Phishing kits. Automated phishing operations that send millions of fake login pages every day. When someone enters their credentials on a fake Google or Facebook login page, those details go straight to the attacker's database.
> Why This Matters Even If You Changed Your Password
You might think you are safe because you changed your password last year. But infostealers do not just grab passwords. They grab session tokens. A session token is what keeps you logged into a website without typing your password every time. If an attacker has your session token, they can access your account without ever knowing your password. Changing your password does not always invalidate old session tokens.
The other problem is password reuse. Studies show that 65% of people use the same password across multiple accounts. If your Gmail password from 2019 is in this dump, and you used that same password for your bank, your crypto exchange, or your work email, all of those accounts are now vulnerable.
> What Criminals Do With This Data
They do not sit there manually trying passwords one by one. They use automated tools called credential stuffing bots. These bots take email and password pairs and try them against hundreds of websites simultaneously.
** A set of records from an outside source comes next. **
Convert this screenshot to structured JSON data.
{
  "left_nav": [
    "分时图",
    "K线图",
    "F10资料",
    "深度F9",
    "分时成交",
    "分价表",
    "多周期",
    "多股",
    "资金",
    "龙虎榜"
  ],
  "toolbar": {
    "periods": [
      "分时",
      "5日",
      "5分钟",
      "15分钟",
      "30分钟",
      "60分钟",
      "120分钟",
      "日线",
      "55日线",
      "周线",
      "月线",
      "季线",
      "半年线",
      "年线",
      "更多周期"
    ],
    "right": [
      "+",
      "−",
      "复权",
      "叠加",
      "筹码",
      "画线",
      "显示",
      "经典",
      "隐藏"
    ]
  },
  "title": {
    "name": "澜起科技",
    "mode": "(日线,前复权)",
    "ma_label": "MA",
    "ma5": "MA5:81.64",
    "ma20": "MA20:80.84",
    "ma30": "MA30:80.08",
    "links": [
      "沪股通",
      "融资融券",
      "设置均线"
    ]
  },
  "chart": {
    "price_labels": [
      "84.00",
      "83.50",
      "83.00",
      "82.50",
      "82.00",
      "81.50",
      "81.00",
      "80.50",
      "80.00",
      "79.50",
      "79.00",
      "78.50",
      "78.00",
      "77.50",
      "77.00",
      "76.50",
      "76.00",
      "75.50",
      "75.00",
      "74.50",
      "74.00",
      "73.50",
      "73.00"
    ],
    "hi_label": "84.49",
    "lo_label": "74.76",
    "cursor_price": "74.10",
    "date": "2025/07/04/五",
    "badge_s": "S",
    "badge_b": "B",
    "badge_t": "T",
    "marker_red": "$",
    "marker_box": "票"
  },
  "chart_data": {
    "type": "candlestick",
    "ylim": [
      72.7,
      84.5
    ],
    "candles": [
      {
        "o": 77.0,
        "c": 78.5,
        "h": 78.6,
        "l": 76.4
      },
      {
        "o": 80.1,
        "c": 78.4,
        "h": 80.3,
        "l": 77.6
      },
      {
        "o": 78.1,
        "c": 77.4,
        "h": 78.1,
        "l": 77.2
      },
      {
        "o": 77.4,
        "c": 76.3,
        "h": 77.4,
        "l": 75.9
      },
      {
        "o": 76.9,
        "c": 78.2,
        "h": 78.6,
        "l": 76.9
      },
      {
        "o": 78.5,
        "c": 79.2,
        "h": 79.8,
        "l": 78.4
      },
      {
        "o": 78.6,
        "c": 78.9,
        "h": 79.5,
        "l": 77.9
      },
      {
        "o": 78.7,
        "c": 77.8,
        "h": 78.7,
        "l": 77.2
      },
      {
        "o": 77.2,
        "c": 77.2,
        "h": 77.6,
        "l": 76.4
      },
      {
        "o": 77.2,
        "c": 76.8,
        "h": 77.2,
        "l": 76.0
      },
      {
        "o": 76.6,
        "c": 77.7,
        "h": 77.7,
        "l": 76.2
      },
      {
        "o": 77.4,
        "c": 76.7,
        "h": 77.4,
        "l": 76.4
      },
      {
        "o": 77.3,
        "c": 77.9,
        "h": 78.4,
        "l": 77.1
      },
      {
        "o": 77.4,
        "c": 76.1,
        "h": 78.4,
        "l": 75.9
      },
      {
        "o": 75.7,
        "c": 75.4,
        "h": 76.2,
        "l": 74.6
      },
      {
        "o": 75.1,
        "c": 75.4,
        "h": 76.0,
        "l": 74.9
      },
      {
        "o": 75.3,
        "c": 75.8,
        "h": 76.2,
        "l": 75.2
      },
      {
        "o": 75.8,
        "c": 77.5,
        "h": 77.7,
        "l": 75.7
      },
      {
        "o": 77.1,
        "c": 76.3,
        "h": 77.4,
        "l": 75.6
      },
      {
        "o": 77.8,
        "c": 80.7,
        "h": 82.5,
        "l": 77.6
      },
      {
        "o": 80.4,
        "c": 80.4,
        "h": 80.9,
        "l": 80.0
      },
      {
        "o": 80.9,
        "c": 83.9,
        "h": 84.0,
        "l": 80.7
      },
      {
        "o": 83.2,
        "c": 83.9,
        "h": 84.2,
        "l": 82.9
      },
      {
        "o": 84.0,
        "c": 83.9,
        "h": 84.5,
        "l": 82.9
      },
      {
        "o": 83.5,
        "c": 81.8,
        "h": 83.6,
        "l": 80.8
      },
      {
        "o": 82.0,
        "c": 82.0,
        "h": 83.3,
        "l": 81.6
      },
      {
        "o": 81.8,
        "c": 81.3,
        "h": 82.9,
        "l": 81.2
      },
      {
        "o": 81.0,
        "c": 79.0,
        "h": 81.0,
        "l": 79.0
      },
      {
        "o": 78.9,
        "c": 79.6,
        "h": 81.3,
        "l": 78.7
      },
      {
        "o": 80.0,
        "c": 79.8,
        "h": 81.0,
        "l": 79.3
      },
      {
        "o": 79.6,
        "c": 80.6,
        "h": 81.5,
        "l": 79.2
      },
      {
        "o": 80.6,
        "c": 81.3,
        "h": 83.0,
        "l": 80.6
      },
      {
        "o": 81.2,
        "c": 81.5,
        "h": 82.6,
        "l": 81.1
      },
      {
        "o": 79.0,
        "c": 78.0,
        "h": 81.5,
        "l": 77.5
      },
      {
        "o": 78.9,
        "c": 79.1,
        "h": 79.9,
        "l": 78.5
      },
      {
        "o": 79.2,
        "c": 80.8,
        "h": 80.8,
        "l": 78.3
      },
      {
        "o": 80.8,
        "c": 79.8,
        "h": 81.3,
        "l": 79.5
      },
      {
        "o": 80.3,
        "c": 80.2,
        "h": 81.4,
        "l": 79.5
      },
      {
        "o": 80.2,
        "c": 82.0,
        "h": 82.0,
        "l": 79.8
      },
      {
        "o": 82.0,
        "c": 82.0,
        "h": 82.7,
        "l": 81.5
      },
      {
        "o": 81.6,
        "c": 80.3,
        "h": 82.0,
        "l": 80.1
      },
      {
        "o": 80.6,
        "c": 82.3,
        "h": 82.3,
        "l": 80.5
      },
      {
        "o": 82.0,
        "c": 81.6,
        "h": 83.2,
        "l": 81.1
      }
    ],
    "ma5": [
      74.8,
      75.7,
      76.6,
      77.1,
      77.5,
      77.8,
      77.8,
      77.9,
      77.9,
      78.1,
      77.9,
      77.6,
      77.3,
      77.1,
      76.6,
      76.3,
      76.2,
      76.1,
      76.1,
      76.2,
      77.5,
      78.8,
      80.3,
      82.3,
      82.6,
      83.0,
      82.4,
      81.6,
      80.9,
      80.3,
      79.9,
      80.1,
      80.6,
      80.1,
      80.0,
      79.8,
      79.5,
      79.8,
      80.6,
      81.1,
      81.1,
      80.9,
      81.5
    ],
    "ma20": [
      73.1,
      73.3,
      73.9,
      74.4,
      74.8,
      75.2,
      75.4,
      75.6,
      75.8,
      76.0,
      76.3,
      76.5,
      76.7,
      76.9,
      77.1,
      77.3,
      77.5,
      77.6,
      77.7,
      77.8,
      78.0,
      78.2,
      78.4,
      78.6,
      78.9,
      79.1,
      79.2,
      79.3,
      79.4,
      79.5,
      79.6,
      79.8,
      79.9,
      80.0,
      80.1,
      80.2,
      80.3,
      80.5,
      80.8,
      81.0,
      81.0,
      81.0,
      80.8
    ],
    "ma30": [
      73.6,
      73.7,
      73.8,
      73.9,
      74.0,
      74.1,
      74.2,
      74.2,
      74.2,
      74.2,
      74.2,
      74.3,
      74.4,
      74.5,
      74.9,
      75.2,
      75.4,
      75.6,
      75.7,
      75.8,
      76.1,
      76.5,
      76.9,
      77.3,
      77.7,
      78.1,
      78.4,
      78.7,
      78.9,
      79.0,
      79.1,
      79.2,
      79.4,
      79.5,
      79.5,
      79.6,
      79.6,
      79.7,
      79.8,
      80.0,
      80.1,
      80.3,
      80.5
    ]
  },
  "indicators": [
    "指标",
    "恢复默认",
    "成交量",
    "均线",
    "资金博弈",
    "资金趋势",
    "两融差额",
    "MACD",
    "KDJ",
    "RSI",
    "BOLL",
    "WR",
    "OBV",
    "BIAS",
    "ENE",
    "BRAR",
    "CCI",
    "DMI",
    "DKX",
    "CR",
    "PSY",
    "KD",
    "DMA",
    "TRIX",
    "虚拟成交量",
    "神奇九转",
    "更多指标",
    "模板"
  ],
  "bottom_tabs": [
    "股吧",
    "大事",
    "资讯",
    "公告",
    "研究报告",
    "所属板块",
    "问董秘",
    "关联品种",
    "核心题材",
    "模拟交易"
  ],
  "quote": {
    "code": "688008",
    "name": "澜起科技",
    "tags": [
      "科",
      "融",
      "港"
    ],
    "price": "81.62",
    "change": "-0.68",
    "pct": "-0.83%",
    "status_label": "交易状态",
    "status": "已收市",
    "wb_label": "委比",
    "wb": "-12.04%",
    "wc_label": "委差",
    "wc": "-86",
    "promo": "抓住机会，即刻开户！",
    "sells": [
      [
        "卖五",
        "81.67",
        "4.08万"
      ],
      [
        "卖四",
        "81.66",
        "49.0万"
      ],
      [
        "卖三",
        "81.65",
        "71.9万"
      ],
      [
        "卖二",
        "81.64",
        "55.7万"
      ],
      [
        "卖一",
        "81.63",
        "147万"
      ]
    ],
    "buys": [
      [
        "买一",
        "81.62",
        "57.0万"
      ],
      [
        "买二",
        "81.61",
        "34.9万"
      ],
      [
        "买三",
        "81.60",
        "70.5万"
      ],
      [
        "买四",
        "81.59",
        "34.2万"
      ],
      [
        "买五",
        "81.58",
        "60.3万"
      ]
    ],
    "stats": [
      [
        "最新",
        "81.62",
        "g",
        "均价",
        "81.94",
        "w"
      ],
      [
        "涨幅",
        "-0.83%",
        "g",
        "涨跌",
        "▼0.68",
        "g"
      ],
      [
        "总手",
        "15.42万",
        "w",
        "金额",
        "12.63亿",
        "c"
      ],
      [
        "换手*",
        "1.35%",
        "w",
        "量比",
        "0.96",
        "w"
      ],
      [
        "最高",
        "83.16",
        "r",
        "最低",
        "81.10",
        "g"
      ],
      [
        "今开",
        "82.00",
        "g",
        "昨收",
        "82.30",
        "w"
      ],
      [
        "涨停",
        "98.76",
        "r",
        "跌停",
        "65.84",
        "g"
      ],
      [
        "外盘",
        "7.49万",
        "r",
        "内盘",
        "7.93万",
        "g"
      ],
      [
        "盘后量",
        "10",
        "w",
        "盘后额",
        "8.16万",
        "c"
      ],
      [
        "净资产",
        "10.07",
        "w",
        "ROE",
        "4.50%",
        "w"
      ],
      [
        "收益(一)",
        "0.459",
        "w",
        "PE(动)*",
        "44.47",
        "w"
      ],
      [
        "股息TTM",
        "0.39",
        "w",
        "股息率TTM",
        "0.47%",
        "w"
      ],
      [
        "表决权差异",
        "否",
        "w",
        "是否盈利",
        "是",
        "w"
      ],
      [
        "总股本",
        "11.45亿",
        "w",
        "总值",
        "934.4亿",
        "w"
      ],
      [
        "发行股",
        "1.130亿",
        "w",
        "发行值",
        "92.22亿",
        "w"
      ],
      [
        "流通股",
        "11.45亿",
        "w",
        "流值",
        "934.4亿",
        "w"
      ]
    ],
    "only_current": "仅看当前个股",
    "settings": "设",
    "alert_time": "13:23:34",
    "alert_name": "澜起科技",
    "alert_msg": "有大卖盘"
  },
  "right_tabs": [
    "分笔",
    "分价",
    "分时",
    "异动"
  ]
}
Banks, streaming services, shopping sites, crypto platforms. The success rate is typically 0.1% to 2%, which sounds low until you realize that 2% of 16 billion is 320 million successful account takeovers.
Compromised accounts get used for financial fraud, identity theft, launching further phishing attacks, or simply sold to other criminals. A working Netflix account sells for about $3. A working bank login sells for $50 to $500 depending on the balance.
> Protect Yourself Right Now
1. Use a password manager. Generate unique passwords for every single account. If one gets compromised, the rest stay safe.
2. Enable two factor authentication everywhere. Even if someone has your password, they cannot get in without the second factor. Use an authenticator app, not SMS (SIM swapping makes SMS codes unreliable).
3. Check what is already exposed. You cannot fix what you do not know about. Run a scan on your name and email to see which breaches have already caught your data.
4. Log out of old sessions. Most platforms let you view active sessions and sign out of all devices. Do this periodically, especially after a major breach like this one.
5. Stop reusing passwords. Seriously. This is the number one reason credential dumps work. One leaked password should not compromise your entire digital life.